A wind shift to the northeast off icy Lake Michigan late Friday night and Saturday is to send temps lower. But west to southwest winds return and grow stronger Sunday afternoon and Monday. It’s during this period the area’s mildest temps in weeks are a real possibility.
Interruption in chill doesn’t signal an end to cold weather just yet; unusual warmth in north Pacific waters—a factor in this winter’s recurrent chill—is still very much alive
It’s all but certain we’ve not seen the last of this season’s chilly weather. Ocean temperatures remain much warmer than normal across most of the north Pacific. This has warmed the air above and produced recurrent domes of unseasonably mild air since November which has, in turn, driven a northward buckling of jet stream winds into Alaska and western North America, at the same time supporting the persistent northwest winds aloft which have carried this cold season’s arctic outbreaks into the Lower 48 with regularity.
With warm ocean waters still in place across the North Pacific, it wouldn’t be surprising at all to see a series of new cold surges descend on the area before spring and summer’s “warmth” is in full control.
What is Chicago’s longest string of sub-freezing high temps in March?
— Anna P., Wilmette
Chicago’s normal high temperatures are on the rise in March, climbing from 40 degrees on March 1 to 53 degrees by the end of the month. But the arrival of spring warmth in the city is often delayed, and the month has logged its share of chilly weather. March 1960, the city’s coldest, opened very chilly, logging subfreezing temperatures on 17 days, including a record 14-day string from March 1-14.
During the two-week cold snap, high temperatures remained in the 20s on 10 days, the chilliest back-to-back highs of 21 on March 4-5.
Nights were also frigid, and though no subzero temperatures were recorded, overnight lows bottomed out in the single digits on four occasions.

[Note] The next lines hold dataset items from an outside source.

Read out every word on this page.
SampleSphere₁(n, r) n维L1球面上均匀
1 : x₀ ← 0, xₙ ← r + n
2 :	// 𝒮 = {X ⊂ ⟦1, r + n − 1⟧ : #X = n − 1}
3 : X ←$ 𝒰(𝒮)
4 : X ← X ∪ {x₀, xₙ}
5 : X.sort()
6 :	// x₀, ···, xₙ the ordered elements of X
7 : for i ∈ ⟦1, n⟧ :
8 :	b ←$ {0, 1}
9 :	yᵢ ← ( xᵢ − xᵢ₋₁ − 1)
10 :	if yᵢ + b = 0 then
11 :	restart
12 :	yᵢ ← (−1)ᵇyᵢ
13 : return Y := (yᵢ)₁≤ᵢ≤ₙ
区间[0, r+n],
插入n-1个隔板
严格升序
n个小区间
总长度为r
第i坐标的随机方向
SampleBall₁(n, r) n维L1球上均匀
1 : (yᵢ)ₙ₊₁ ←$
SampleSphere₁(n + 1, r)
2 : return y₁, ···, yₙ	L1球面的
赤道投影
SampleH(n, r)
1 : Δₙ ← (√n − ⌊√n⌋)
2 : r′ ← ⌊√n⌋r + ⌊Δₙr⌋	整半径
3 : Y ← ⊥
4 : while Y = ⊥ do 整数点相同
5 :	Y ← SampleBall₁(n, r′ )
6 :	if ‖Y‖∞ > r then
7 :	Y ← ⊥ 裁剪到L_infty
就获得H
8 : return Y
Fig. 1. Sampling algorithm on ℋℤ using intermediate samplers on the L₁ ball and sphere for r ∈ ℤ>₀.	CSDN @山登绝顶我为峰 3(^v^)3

No question that ice has captured the attention of many—including our contributing photographers, amateur and professional alike! Matthias Knobloch shares this Chicago lakefront ice shot with us taken while on approach to O’Hare
This wider lake ice shot comes to us from Jeffrey Anhock who’s was on a flight headed out of town to Florida for a visit with his grandparents
Snow was coming down at a good pace when Frank Willis snapped this photo in Godley, IL—70 miles southwest of Chicago Wednesday afternoon. Frank reports a 3” accumulation there
Jeanette Stout was on the ball in capturing this rain blasting through the fresh-fallen snow in Wanatah, IN.
Mona Bailey says he husband, just back from a haul out of Kentucky, showed her this ice formation on one of his semi’s tires.
Hang in there says Peter Yankala, who sent us this photo of a wintry looking Buckingham Fountain—asking us to speculate when it may return to operation
Look what Valparaiso University meteorology student Alyssa Romano photographed on her trip to Phoenix. The wave pattern you see in the clouds here is referred to as a KELVIN-HELMHOLTZ WAVE PATTERN–produced when higher wind velocities grind against slower moving air below generating waves which you see as regularly space curls in this cloud pattern. Very nice shot, Alyssa! Good eye!
Check this out–and hats off to the crew of the Coast Cutter Bristol Bay who on Tuesday found this dog stranded on the ice out of Lake St. Clair. The crew transported the dog to the ship and hoisted it aboard where it was provided food and first aid before being transferred to an area animal shelter for additional care.
We’re hardly the only spot which has seen a lot of snow this season. Pat Coppersmith was driving home from Michigan and stopped in Jackson MI and snapped a shot of this mammoth parking lot snow mound topped by shopping carts! Now this is some serious snow!!